From: "Chr. v. Stuckrad" <[EMAIL PROTECTED]>

On Thu, 27 Jul 2006, jdow wrote:

From: "Loren Wilton" <[EMAIL PROTECTED]>
...
I've never seen the logic of placing SpamAssassin inside the incoming
transaction before the termination of the SMTP connection rather than
down the pipe in the MDA.

If you want to 'reject spam' (wih score over a given
threshold) and because you do not want to generate bounces,
you have to check 'inside the transaction', to tell the sending
MTA, that you do not accept the current mail becaus of spam.

That's fine. But you can't do it and make it work right. It also
makes each email transaction a second or more longer. If your
mail load can tolerate this, I suppose it is barely workable.
But you double your machine load doing so. You are better off
using block lists with a small score for each BL and then grey
list for questionable scores and block for known bad. SpamAssassin
is way too much code to traverse just for that small function.
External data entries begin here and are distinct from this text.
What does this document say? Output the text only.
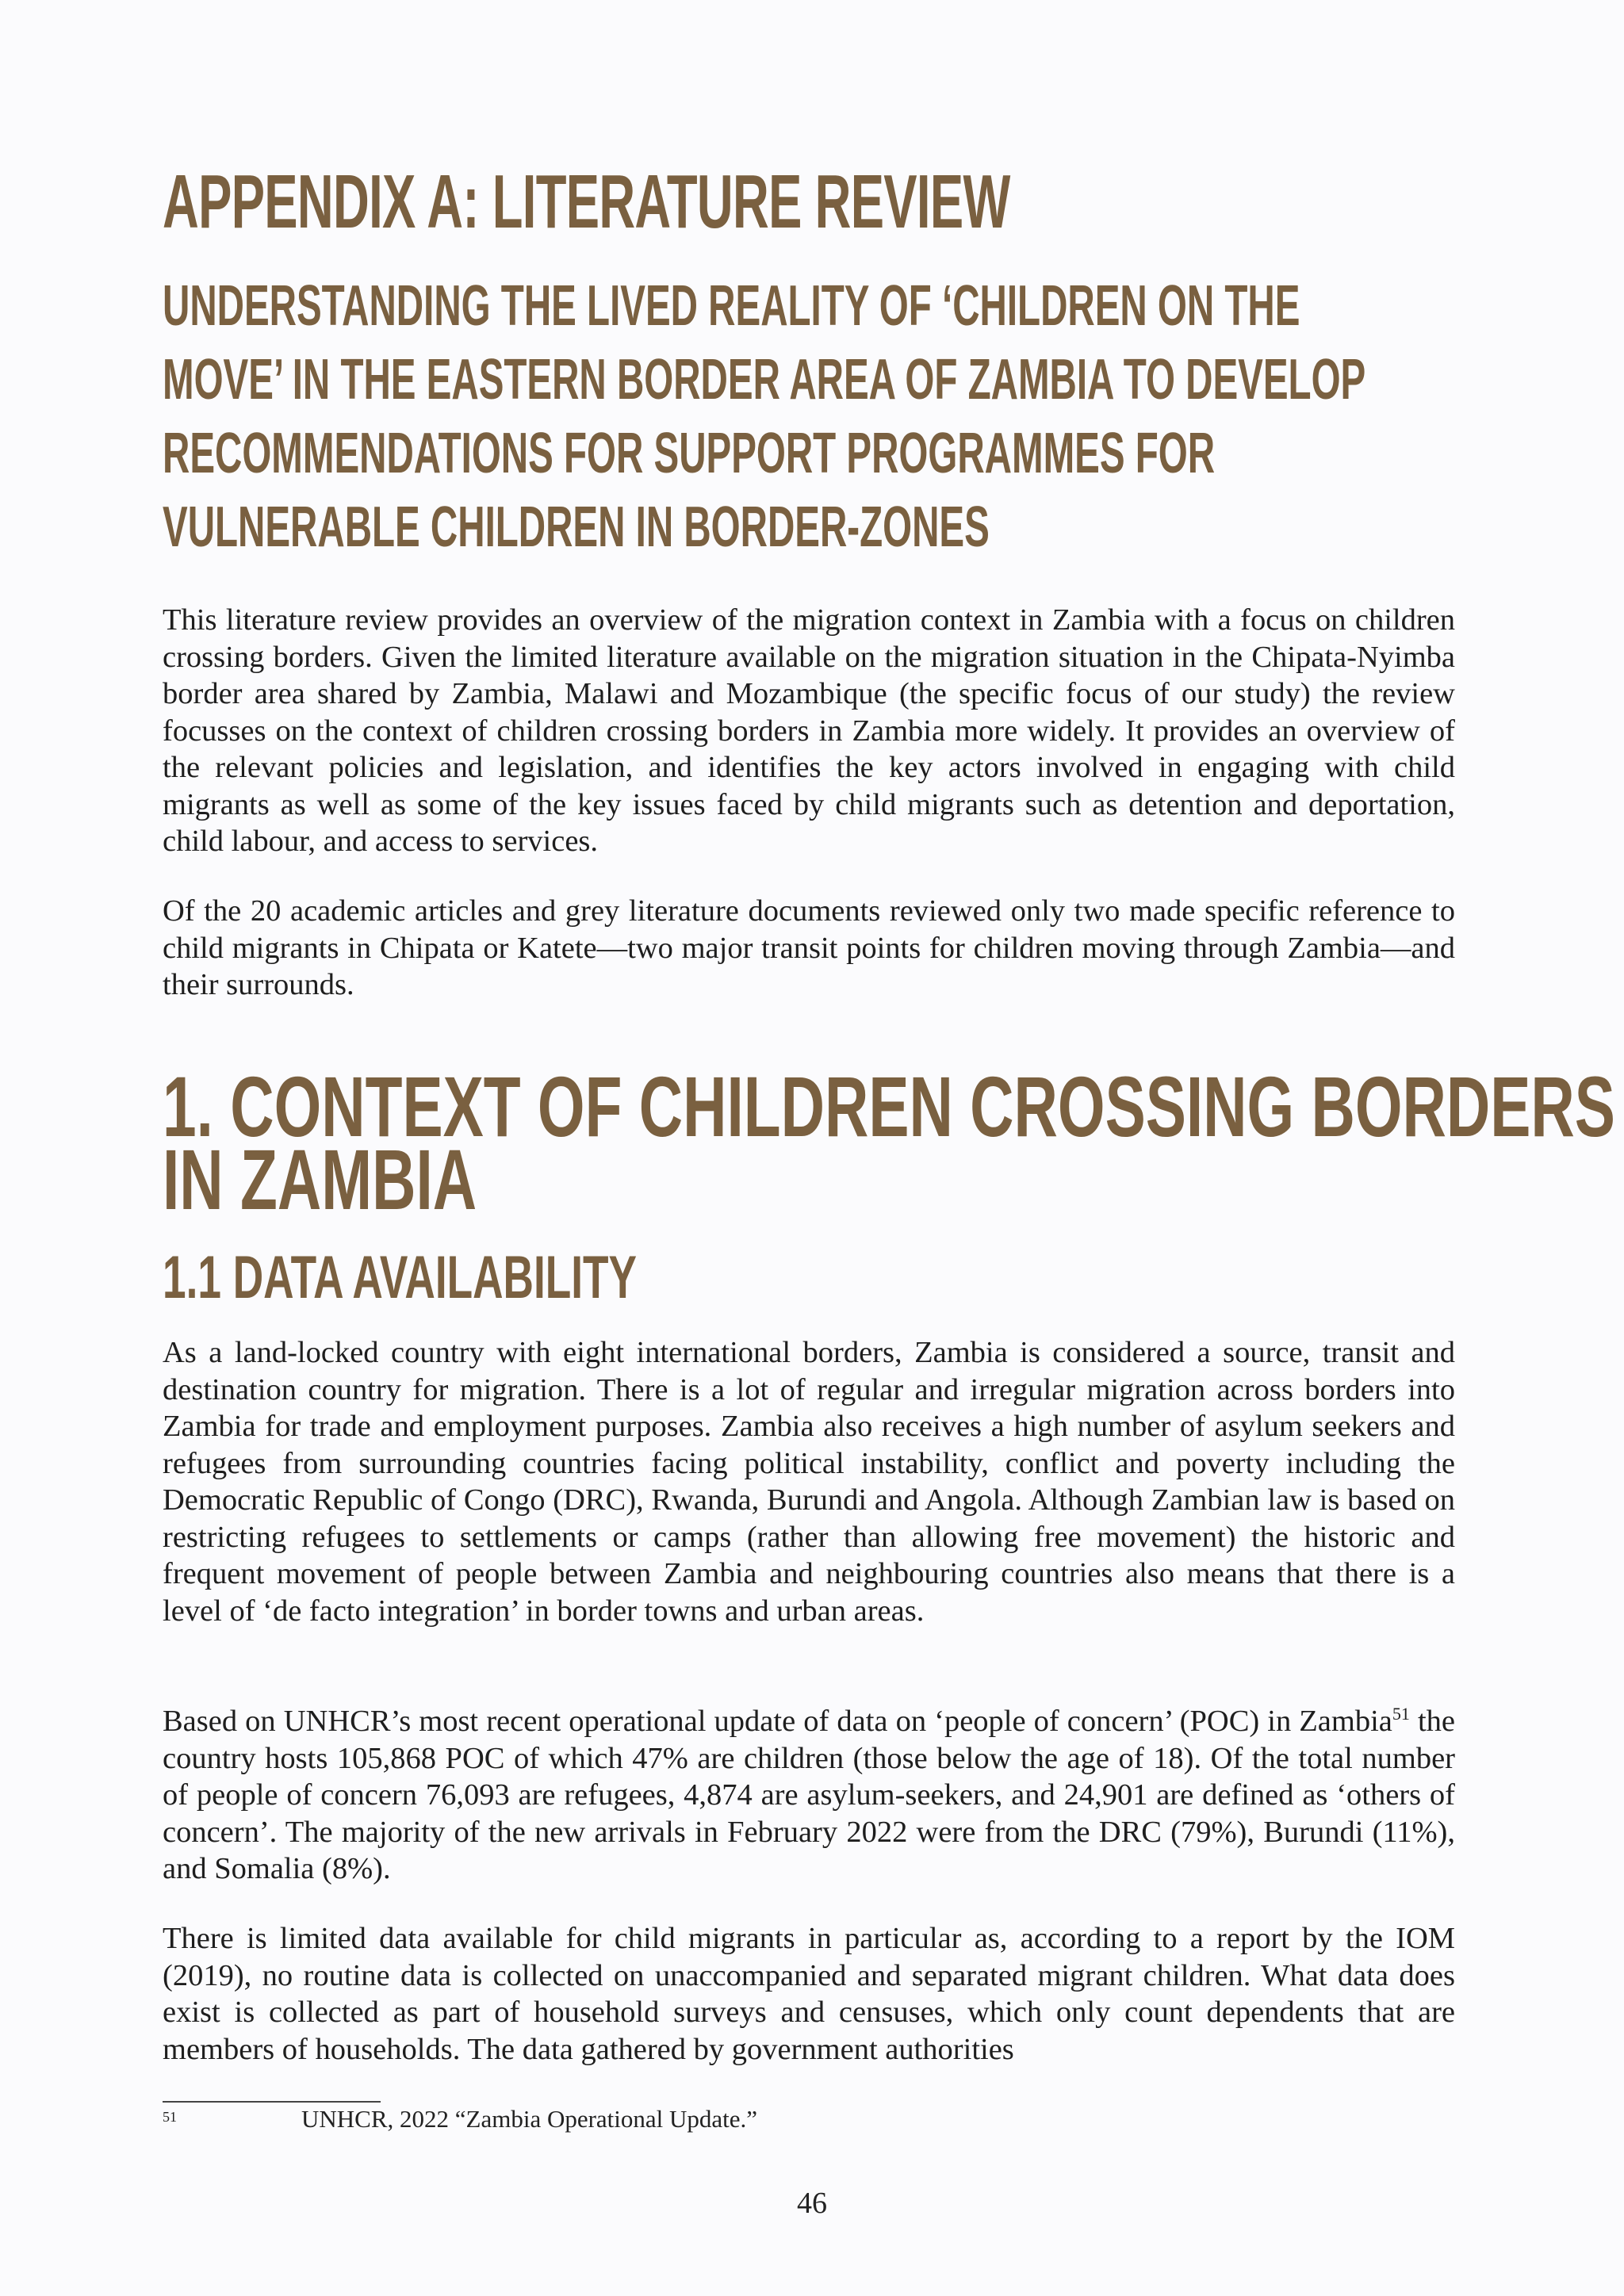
APPENDIX A: LITERATURE REVIEW
UNDERSTANDING THE LIVED REALITY OF ‘CHILDREN ON THE
MOVE’ IN THE EASTERN BORDER AREA OF ZAMBIA TO DEVELOP
RECOMMENDATIONS FOR SUPPORT PROGRAMMES FOR
VULNERABLE CHILDREN IN BORDER-ZONES

This literature review provides an overview of the migration context in Zambia with a focus on children crossing borders. Given the limited literature available on the migration situation in the Chipata-Nyimba border area shared by Zambia, Malawi and Mozambique (the specific focus of our study) the review focusses on the context of children crossing borders in Zambia more widely. It provides an overview of the relevant policies and legislation, and identifies the key actors involved in engaging with child migrants as well as some of the key issues faced by child migrants such as detention and deportation, child labour, and access to services.

Of the 20 academic articles and grey literature documents reviewed only two made specific reference to child migrants in Chipata or Katete—two major transit points for children moving through Zambia—and their surrounds.

1. CONTEXT OF CHILDREN CROSSING BORDERS
IN ZAMBIA
1.1 DATA AVAILABILITY

As a land-locked country with eight international borders, Zambia is considered a source, transit and destination country for migration. There is a lot of regular and irregular migration across borders into Zambia for trade and employment purposes. Zambia also receives a high number of asylum seekers and refugees from surrounding countries facing political instability, conflict and poverty including the Democratic Republic of Congo (DRC), Rwanda, Burundi and Angola. Although Zambian law is based on restricting refugees to settlements or camps (rather than allowing free movement) the historic and frequent movement of people between Zambia and neighbouring countries also means that there is a level of ‘de facto integration’ in border towns and urban areas.

Based on UNHCR’s most recent operational update of data on ‘people of concern’ (POC) in Zambia$^{51}$ the country hosts 105,868 POC of which 47% are children (those below the age of 18). Of the total number of people of concern 76,093 are refugees, 4,874 are asylum-seekers, and 24,901 are defined as ‘others of concern’. The majority of the new arrivals in February 2022 were from the DRC (79%), Burundi (11%), and Somalia (8%).

There is limited data available for child migrants in particular as, according to a report by the IOM (2019), no routine data is collected on unaccompanied and separated migrant children. What data does exist is collected as part of household surveys and censuses, which only count dependents that are members of households. The data gathered by government authorities

51	UNHCR, 2022 “Zambia Operational Update.”
46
This only works with site-wide bayes and global setup, except
if you make sure, that you know the (then exactly one?) recipient
of the message at the end of incoming data (the single '.' in the
SMTP-Protocol, the 'acl_smtp_data' in exim4).

Parsing on the fly for recipient means you need something to do
this before it gets to Bayes. That's even more code to run.

Beware of 'overloading the system' if you check incoming mails
'durig arrival', you will have to restrict the number of concurrent
SMTP-connections by the maximum of spamchecks your system can handle.

Of course, so greylisting is better with far less throughput damage.

Stucki

PS.: I too prefer 'only to tag' the spams, and let the user decide
do discard them.  I tested both ways and to me the only safe way
to never crowd the system ist to spamcheck on the inside in an
exim-queuerunner.  The nr. of queuerunners can then simply be
adjusted to the capabilites of the server.

Score only and pass to recipient with a clear XXX.X score in
the subject markup. That allows easy sorting by score and elimination
even in stupid tools like OutlookExpress.

The logic for running SA before the SMTP transaction is complete is
more wishful thinking than practical. This is probably especially
true with smtp tools like PostFix that run in a chroot jail.